I debiti sono la schiavitù degli uomini liberi, dicevano gli antichi. Ma i debiti non sono per sempre: è possibile infatti tornare a vivere sereni e togliersi da quest’incombenza applicando degli espedienti che offrono soluzioni semplici e legali.
Può capitare di trovarsi indebitati senza capire bene come ci si è arrivati. Si entra nel cosiddetto circolo vizioso del debito o semplicemente subentrano eventi non previsti che rischiano di condurci sul lastrico.
Così si cerca una soluzione rapida, e magari legale, per togliersi dall’incombenza. Ma esiste davvero un modo per farlo?
La risposta è sì: esistono delle scorciatoie che ci consentono di non pagare quanto dovuto. Si tratta di espedienti riconosciuti in parte dalla legge che, in alcuni casi, riescono addirittura a mettere d’accordo debitore e creditore. Procediamo per gradi e illustriamo le situazioni possibili partendo dalle meno gravi a quelle apparentemente senza via d’uscita.
Debiti ereditati
Può succedere che alla tristezza per la morte di un caro si aggiunga anche quella derivata dalla sua eredità, tempestata di debiti. L’eredità, infatti, non sempre rappresenta un vantaggio. Il defunto lascia sia crediti che debiti e, se si vuole accettare l’eredità, bisogna farsi carico di entrambi.
Ma esiste un modo di prendere solo la parte positiva? In effetti, un sistema per evitare di pagare i debiti del defunto esiste, sempre ammesso che non siano trascorsi 10 anni dal decesso. Di seguito i passaggi da seguire:
- l’erede rinuncia all’eredità;
- impugna la cartella e la fa annullare;
- revoca la rinuncia, accettando così l’eredità;
- acquista il diritto a diventare proprietario dei beni della successione.
Secondo la giurisprudenza questo metodo è lecito, oltre che possibile.
Debiti caduti prescrizione
Anche i debiti hanno una data di scadenza, un termine entro il quale si devono corrispondere e superato il quale cadono in prescrizione.
La prescrizione è “un istituto giuridico che comporta l’estinzione, in ambito civile, di un diritto soggettivo qualora il titolare non lo eserciti entro il periodo di tempo indicato dalla legge”. Ma affinché un debito cada in prescrizione non è sufficiente che trascorra l’arco di tempo stabilito dalla legge; è necessario anche che in questo periodo il creditore non abbia fatto nulla per rivendicare il proprio diritto al recupero del credito.

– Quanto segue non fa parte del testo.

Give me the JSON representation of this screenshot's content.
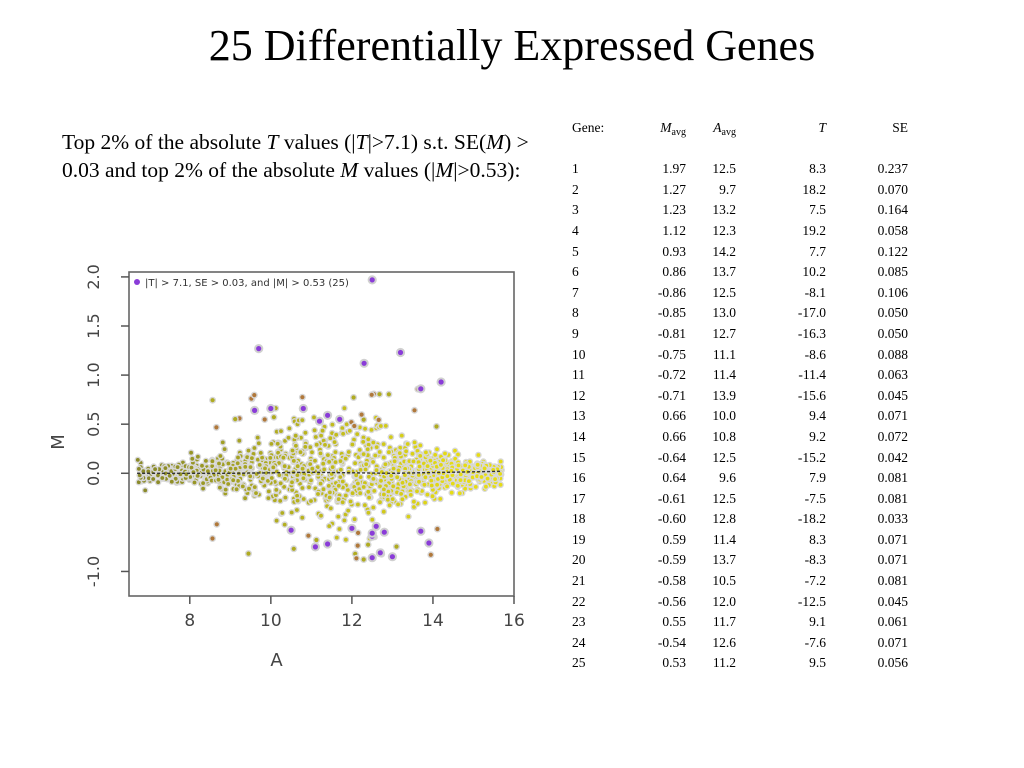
{
  "slide": {
    "title": "25 Differentially Expressed Genes",
    "description": {
      "p1": "Top 2% of the absolute ",
      "v1": "T",
      "p2": " values (|",
      "v2": "T",
      "p3": "|>7.1) s.t. SE(",
      "v3": "M",
      "p4": ") > 0.03 and top 2% of the absolute ",
      "v4": "M",
      "p5": " values (|",
      "v5": "M",
      "p6": "|>0.53):"
    }
  },
  "table": {
    "headers": {
      "gene": "Gene:",
      "m_main": "M",
      "m_sub": "avg",
      "a_main": "A",
      "a_sub": "avg",
      "t": "T",
      "se": "SE"
    },
    "rows": [
      [
        "1",
        "1.97",
        "12.5",
        "8.3",
        "0.237"
      ],
      [
        "2",
        "1.27",
        "9.7",
        "18.2",
        "0.070"
      ],
      [
        "3",
        "1.23",
        "13.2",
        "7.5",
        "0.164"
      ],
      [
        "4",
        "1.12",
        "12.3",
        "19.2",
        "0.058"
      ],
      [
        "5",
        "0.93",
        "14.2",
        "7.7",
        "0.122"
      ],
      [
        "6",
        "0.86",
        "13.7",
        "10.2",
        "0.085"
      ],
      [
        "7",
        "-0.86",
        "12.5",
        "-8.1",
        "0.106"
      ],
      [
        "8",
        "-0.85",
        "13.0",
        "-17.0",
        "0.050"
      ],
      [
        "9",
        "-0.81",
        "12.7",
        "-16.3",
        "0.050"
      ],
      [
        "10",
        "-0.75",
        "11.1",
        "-8.6",
        "0.088"
      ],
      [
        "11",
        "-0.72",
        "11.4",
        "-11.4",
        "0.063"
      ],
      [
        "12",
        "-0.71",
        "13.9",
        "-15.6",
        "0.045"
      ],
      [
        "13",
        "0.66",
        "10.0",
        "9.4",
        "0.071"
      ],
      [
        "14",
        "0.66",
        "10.8",
        "9.2",
        "0.072"
      ],
      [
        "15",
        "-0.64",
        "12.5",
        "-15.2",
        "0.042"
      ],
      [
        "16",
        "0.64",
        "9.6",
        "7.9",
        "0.081"
      ],
      [
        "17",
        "-0.61",
        "12.5",
        "-7.5",
        "0.081"
      ],
      [
        "18",
        "-0.60",
        "12.8",
        "-18.2",
        "0.033"
      ],
      [
        "19",
        "0.59",
        "11.4",
        "8.3",
        "0.071"
      ],
      [
        "20",
        "-0.59",
        "13.7",
        "-8.3",
        "0.071"
      ],
      [
        "21",
        "-0.58",
        "10.5",
        "-7.2",
        "0.081"
      ],
      [
        "22",
        "-0.56",
        "12.0",
        "-12.5",
        "0.045"
      ],
      [
        "23",
        "0.55",
        "11.7",
        "9.1",
        "0.061"
      ],
      [
        "24",
        "-0.54",
        "12.6",
        "-7.6",
        "0.071"
      ],
      [
        "25",
        "0.53",
        "11.2",
        "9.5",
        "0.056"
      ]
    ]
  },
  "chart_data": {
    "type": "scatter",
    "xlabel": "A",
    "ylabel": "M",
    "xlim": [
      6.5,
      16
    ],
    "ylim": [
      -1.25,
      2.05
    ],
    "xticks": [
      "8",
      "10",
      "12",
      "14",
      "16"
    ],
    "yticks": [
      "-1.0",
      "0.0",
      "0.5",
      "1.0",
      "1.5",
      "2.0"
    ],
    "legend": "|T| > 7.1, SE > 0.03, and |M| > 0.53 (25)",
    "legend_position": "top-left",
    "colors": {
      "highlight": "#8a3cd8",
      "low_a": "#8a8a2a",
      "high_a": "#e6dc14",
      "outlier_brown": "#b0783a",
      "trend": "#333333"
    },
    "highlighted": [
      [
        12.5,
        1.97
      ],
      [
        9.7,
        1.27
      ],
      [
        13.2,
        1.23
      ],
      [
        12.3,
        1.12
      ],
      [
        14.2,
        0.93
      ],
      [
        13.7,
        0.86
      ],
      [
        12.5,
        -0.86
      ],
      [
        13.0,
        -0.85
      ],
      [
        12.7,
        -0.81
      ],
      [
        11.1,
        -0.75
      ],
      [
        11.4,
        -0.72
      ],
      [
        13.9,
        -0.71
      ],
      [
        10.0,
        0.66
      ],
      [
        10.8,
        0.66
      ],
      [
        12.5,
        -0.64
      ],
      [
        9.6,
        0.64
      ],
      [
        12.5,
        -0.61
      ],
      [
        12.8,
        -0.6
      ],
      [
        11.4,
        0.59
      ],
      [
        13.7,
        -0.59
      ],
      [
        10.5,
        -0.58
      ],
      [
        12.0,
        -0.56
      ],
      [
        11.7,
        0.55
      ],
      [
        12.6,
        -0.54
      ],
      [
        11.2,
        0.53
      ]
    ],
    "trend": [
      [
        6.7,
        0.0
      ],
      [
        9.0,
        0.0
      ],
      [
        11.0,
        0.01
      ],
      [
        13.0,
        0.0
      ],
      [
        15.7,
        0.02
      ]
    ]
  }
}
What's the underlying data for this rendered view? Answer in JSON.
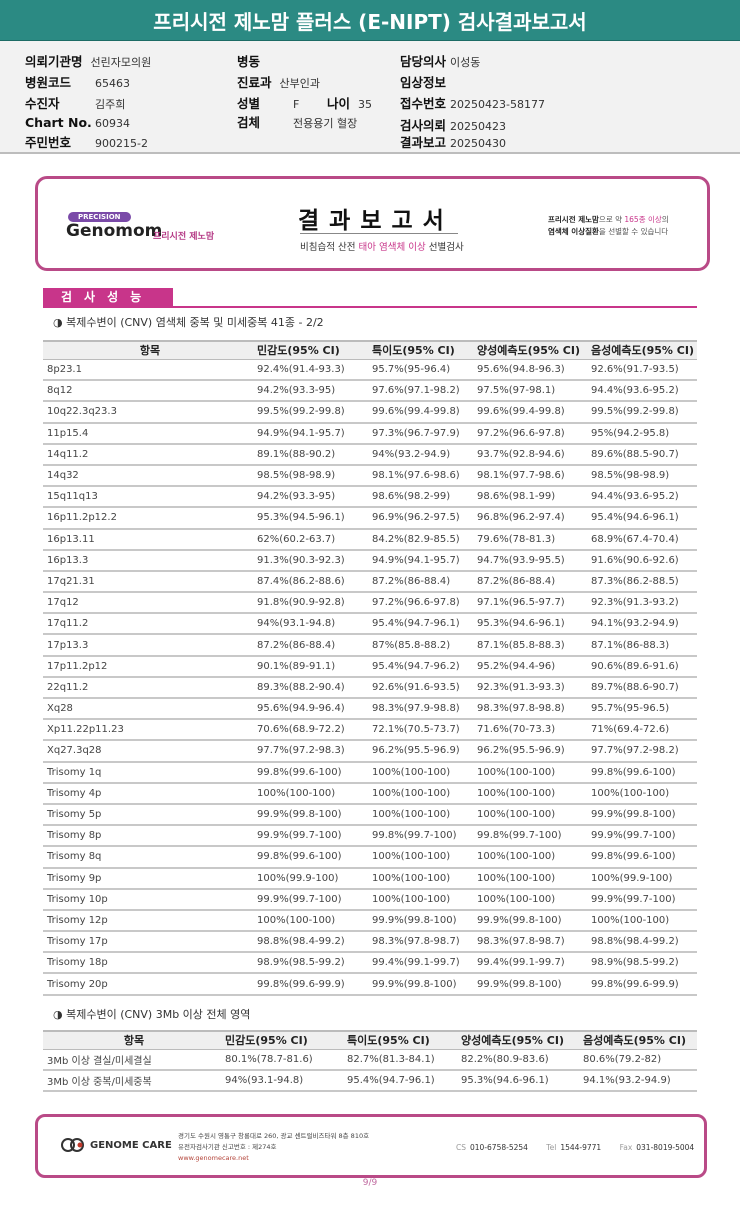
{
  "title": "프리시전 제노맘 플러스 (E-NIPT) 검사결과보고서",
  "info": {
    "institution": {
      "label": "의뢰기관명",
      "value": "선린자모의원"
    },
    "hospital_code": {
      "label": "병원코드",
      "value": "65463"
    },
    "patient": {
      "label": "수진자",
      "value": "김주희"
    },
    "chart_no": {
      "label": "Chart No.",
      "value": "60934"
    },
    "resident_no": {
      "label": "주민번호",
      "value": "900215-2"
    },
    "ward": {
      "label": "병동",
      "value": ""
    },
    "department": {
      "label": "진료과",
      "value": "산부인과"
    },
    "sex": {
      "label": "성별",
      "value": "F"
    },
    "age": {
      "label": "나이",
      "value": "35"
    },
    "specimen": {
      "label": "검체",
      "value": "전용용기 혈장"
    },
    "doctor": {
      "label": "담당의사",
      "value": "이성동"
    },
    "clinical_info": {
      "label": "임상정보",
      "value": ""
    },
    "receipt_no": {
      "label": "접수번호",
      "value": "20250423-58177"
    },
    "request_date": {
      "label": "검사의뢰",
      "value": "20250423"
    },
    "report_date": {
      "label": "결과보고",
      "value": "20250430"
    }
  },
  "banner": {
    "logo_pill": "PRECISION",
    "logo_main": "Genomom",
    "logo_sub": "프리시전 제노맘",
    "title": "결과보고서",
    "subtitle_pre": "비침습적 산전 ",
    "subtitle_highlight": "태아 염색체 이상",
    "subtitle_post": " 선별검사",
    "right_line1_bold": "프리시전 제노맘",
    "right_line1_rest": "으로 약 ",
    "right_line1_highlight": "165종 이상",
    "right_line1_end": "의",
    "right_line2_bold": "염색체 이상질환",
    "right_line2_rest": "을 선별할 수 있습니다"
  },
  "section_title": "검사성능",
  "table1": {
    "subtitle": "◑ 복제수변이 (CNV) 염색체 중복 및 미세중복 41종 - 2/2",
    "headers": [
      "항목",
      "민감도(95% CI)",
      "특이도(95% CI)",
      "양성예측도(95% CI)",
      "음성예측도(95% CI)"
    ],
    "rows": [
      [
        "8p23.1",
        "92.4%(91.4-93.3)",
        "95.7%(95-96.4)",
        "95.6%(94.8-96.3)",
        "92.6%(91.7-93.5)"
      ],
      [
        "8q12",
        "94.2%(93.3-95)",
        "97.6%(97.1-98.2)",
        "97.5%(97-98.1)",
        "94.4%(93.6-95.2)"
      ],
      [
        "10q22.3q23.3",
        "99.5%(99.2-99.8)",
        "99.6%(99.4-99.8)",
        "99.6%(99.4-99.8)",
        "99.5%(99.2-99.8)"
      ],
      [
        "11p15.4",
        "94.9%(94.1-95.7)",
        "97.3%(96.7-97.9)",
        "97.2%(96.6-97.8)",
        "95%(94.2-95.8)"
      ],
      [
        "14q11.2",
        "89.1%(88-90.2)",
        "94%(93.2-94.9)",
        "93.7%(92.8-94.6)",
        "89.6%(88.5-90.7)"
      ],
      [
        "14q32",
        "98.5%(98-98.9)",
        "98.1%(97.6-98.6)",
        "98.1%(97.7-98.6)",
        "98.5%(98-98.9)"
      ],
      [
        "15q11q13",
        "94.2%(93.3-95)",
        "98.6%(98.2-99)",
        "98.6%(98.1-99)",
        "94.4%(93.6-95.2)"
      ],
      [
        "16p11.2p12.2",
        "95.3%(94.5-96.1)",
        "96.9%(96.2-97.5)",
        "96.8%(96.2-97.4)",
        "95.4%(94.6-96.1)"
      ],
      [
        "16p13.11",
        "62%(60.2-63.7)",
        "84.2%(82.9-85.5)",
        "79.6%(78-81.3)",
        "68.9%(67.4-70.4)"
      ],
      [
        "16p13.3",
        "91.3%(90.3-92.3)",
        "94.9%(94.1-95.7)",
        "94.7%(93.9-95.5)",
        "91.6%(90.6-92.6)"
      ],
      [
        "17q21.31",
        "87.4%(86.2-88.6)",
        "87.2%(86-88.4)",
        "87.2%(86-88.4)",
        "87.3%(86.2-88.5)"
      ],
      [
        "17q12",
        "91.8%(90.9-92.8)",
        "97.2%(96.6-97.8)",
        "97.1%(96.5-97.7)",
        "92.3%(91.3-93.2)"
      ],
      [
        "17q11.2",
        "94%(93.1-94.8)",
        "95.4%(94.7-96.1)",
        "95.3%(94.6-96.1)",
        "94.1%(93.2-94.9)"
      ],
      [
        "17p13.3",
        "87.2%(86-88.4)",
        "87%(85.8-88.2)",
        "87.1%(85.8-88.3)",
        "87.1%(86-88.3)"
      ],
      [
        "17p11.2p12",
        "90.1%(89-91.1)",
        "95.4%(94.7-96.2)",
        "95.2%(94.4-96)",
        "90.6%(89.6-91.6)"
      ],
      [
        "22q11.2",
        "89.3%(88.2-90.4)",
        "92.6%(91.6-93.5)",
        "92.3%(91.3-93.3)",
        "89.7%(88.6-90.7)"
      ],
      [
        "Xq28",
        "95.6%(94.9-96.4)",
        "98.3%(97.9-98.8)",
        "98.3%(97.8-98.8)",
        "95.7%(95-96.5)"
      ],
      [
        "Xp11.22p11.23",
        "70.6%(68.9-72.2)",
        "72.1%(70.5-73.7)",
        "71.6%(70-73.3)",
        "71%(69.4-72.6)"
      ],
      [
        "Xq27.3q28",
        "97.7%(97.2-98.3)",
        "96.2%(95.5-96.9)",
        "96.2%(95.5-96.9)",
        "97.7%(97.2-98.2)"
      ],
      [
        "Trisomy 1q",
        "99.8%(99.6-100)",
        "100%(100-100)",
        "100%(100-100)",
        "99.8%(99.6-100)"
      ],
      [
        "Trisomy 4p",
        "100%(100-100)",
        "100%(100-100)",
        "100%(100-100)",
        "100%(100-100)"
      ],
      [
        "Trisomy 5p",
        "99.9%(99.8-100)",
        "100%(100-100)",
        "100%(100-100)",
        "99.9%(99.8-100)"
      ],
      [
        "Trisomy 8p",
        "99.9%(99.7-100)",
        "99.8%(99.7-100)",
        "99.8%(99.7-100)",
        "99.9%(99.7-100)"
      ],
      [
        "Trisomy 8q",
        "99.8%(99.6-100)",
        "100%(100-100)",
        "100%(100-100)",
        "99.8%(99.6-100)"
      ],
      [
        "Trisomy 9p",
        "100%(99.9-100)",
        "100%(100-100)",
        "100%(100-100)",
        "100%(99.9-100)"
      ],
      [
        "Trisomy 10p",
        "99.9%(99.7-100)",
        "100%(100-100)",
        "100%(100-100)",
        "99.9%(99.7-100)"
      ],
      [
        "Trisomy 12p",
        "100%(100-100)",
        "99.9%(99.8-100)",
        "99.9%(99.8-100)",
        "100%(100-100)"
      ],
      [
        "Trisomy 17p",
        "98.8%(98.4-99.2)",
        "98.3%(97.8-98.7)",
        "98.3%(97.8-98.7)",
        "98.8%(98.4-99.2)"
      ],
      [
        "Trisomy 18p",
        "98.9%(98.5-99.2)",
        "99.4%(99.1-99.7)",
        "99.4%(99.1-99.7)",
        "98.9%(98.5-99.2)"
      ],
      [
        "Trisomy 20p",
        "99.8%(99.6-99.9)",
        "99.9%(99.8-100)",
        "99.9%(99.8-100)",
        "99.8%(99.6-99.9)"
      ]
    ]
  },
  "table2": {
    "subtitle": "◑ 복제수변이 (CNV) 3Mb 이상 전체 영역",
    "headers": [
      "항목",
      "민감도(95% CI)",
      "특이도(95% CI)",
      "양성예측도(95% CI)",
      "음성예측도(95% CI)"
    ],
    "rows": [
      [
        "3Mb 이상 결실/미세결실",
        "80.1%(78.7-81.6)",
        "82.7%(81.3-84.1)",
        "82.2%(80.9-83.6)",
        "80.6%(79.2-82)"
      ],
      [
        "3Mb 이상 중복/미세중복",
        "94%(93.1-94.8)",
        "95.4%(94.7-96.1)",
        "95.3%(94.6-96.1)",
        "94.1%(93.2-94.9)"
      ]
    ]
  },
  "footer": {
    "logo": "GENOME CARE",
    "address": "경기도 수원시 영통구 창룡대로 260, 광교 센트럴비즈타워 8층 810호",
    "registration": "유전자검사기관 신고번호 : 제274호",
    "url": "www.genomecare.net",
    "cs_label": "CS",
    "cs": "010-6758-5254",
    "tel_label": "Tel",
    "tel": "1544-9771",
    "fax_label": "Fax",
    "fax": "031-8019-5004"
  },
  "page_number": "9/9",
  "colors": {
    "title_bar": "#2b8a83",
    "accent": "#c8358a",
    "border": "#b94a87"
  }
}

La scadenza di un debito può arrivare a un massimo di 10 anni, ma nella maggior parte dei casi i termini sono notevolmente più bassi. Ecco come calcolarli:
- 10 anni, per le fatture;
- 10 anni, per le tasse dovute allo Stato (Irpef, Iva, Irap, ecc.), anche se è stata emessa la cartella di pagamento;
- 5 anni, per i canoni di affitto;
- 5 anni, per le rate di un mutuo;
- 5 anni, per i risarcimenti del danno;
- 5 anni, per le tasse dovute alle Regioni o ai Comuni (Imu, Tasi, Tari), anche se è stata emessa la cartella di pagamento;
- 5 anni, per le multe stradali;
- 5 anni, per i contributi all’Inps e Inail;
- 5 anni, per bollette del telefono;
- 5 anni, per debiti condominiali;
- 3 anni, per le fatture emesse da un professionista;
- 3 anni, per il bollo dell’auto;
- 2 anni, per le bollette di luce, acqua e gas;
- 2 anni per debiti condominiali pagati dall’affittuario.
In questo modo sarà possibile sottrarsi al pagamento in modo semplice e, in qualche caso, anche relativamente veloce.
Debito con il fisco
In caso di debiti nei confronti del fisco o, per essere più precisi, l’Agenzia Entrate Riscossione, la soluzione risulta paradossalmente più semplice da attuare.
I mezzi a cui si può ricorrere con più facilità in questo caso sono:
- la prescrizione: nei casi in cui siano decorsi i termini di pagamento;
- i problemi di notifica: quando un singolo atto del procedimento non è consegnato al contribuente, tutti gli altri successivi sono nulli.
Ci sono poi altri espedienti efficaci per evitare il pignoramento dei propri beni:
- evitare il fermo dell’auto: basterà cointestare il veicolo a un’altra persona;
- evitare il pignoramento della casa: dovrà essere essere adibita a civile abitazione, vi dovrà essere fissata la residenza e non dovrà essere lussuosa. Importante sarà poi dimostrare di non averne altre.
Pignoramento della casa
Se si è arrivati al pignoramento della propria abitazione e la casa è stata messa all’asta, grazie alla riforma entrata in vigore quest’anno, il debitore può tornare in possesso della casa se si verificano alcune condizioni.
Nel caso in cui non si trovi nessuno disposto ad acquistarla, anche dopo il quarto ribasso, il giudice può chiudere il pignoramento in via definitiva se ritiene che il prezzo di base d’asta sia insufficiente a soddisfare il creditore. Così l’abitazione torna al debitore e il creditore resta insoddisfatto.
Soffocato dai debiti?
L’ultimo caso è quello dell’indebitato cronico, cioè di chi si vede sommerso da debiti che non pensa riuscirà mai a estinguere: si comincia spendendo più di quello che si guadagna e poi, senza accorgersene, arriva il giorno in cui improvvisamente si è schiacciati. La legge viene incontro a questo genere di debitori con due espedienti.
La prima possibilità è offerta dal cosiddetto piano del consumatore. L’indebitato che non riesce a ripagare i propri debiti o che si trova in una “situazione di perdurante squilibrio tra le obbligazioni assunte e il patrimonio prontamente liquidabile” può chiedere al giudice di cancellarne una parte, dimostrando di poter pagare la parte restante. La decisione finale spetta al giudice e il creditore non può avanzare richieste.
Infine, altro espediente che si può mettere in atto è l’accordo di ristrutturazione dei debiti. Anche in questo caso ci si dovrà rivolgere al Tribunale che avrà il compito di approvare e valutare la richiesta, ma, a differenza del piano del consumatore, l’accordo di ristrutturazione del debito necessita del consenso dei creditori che rappresentano almeno il 60% dei crediti.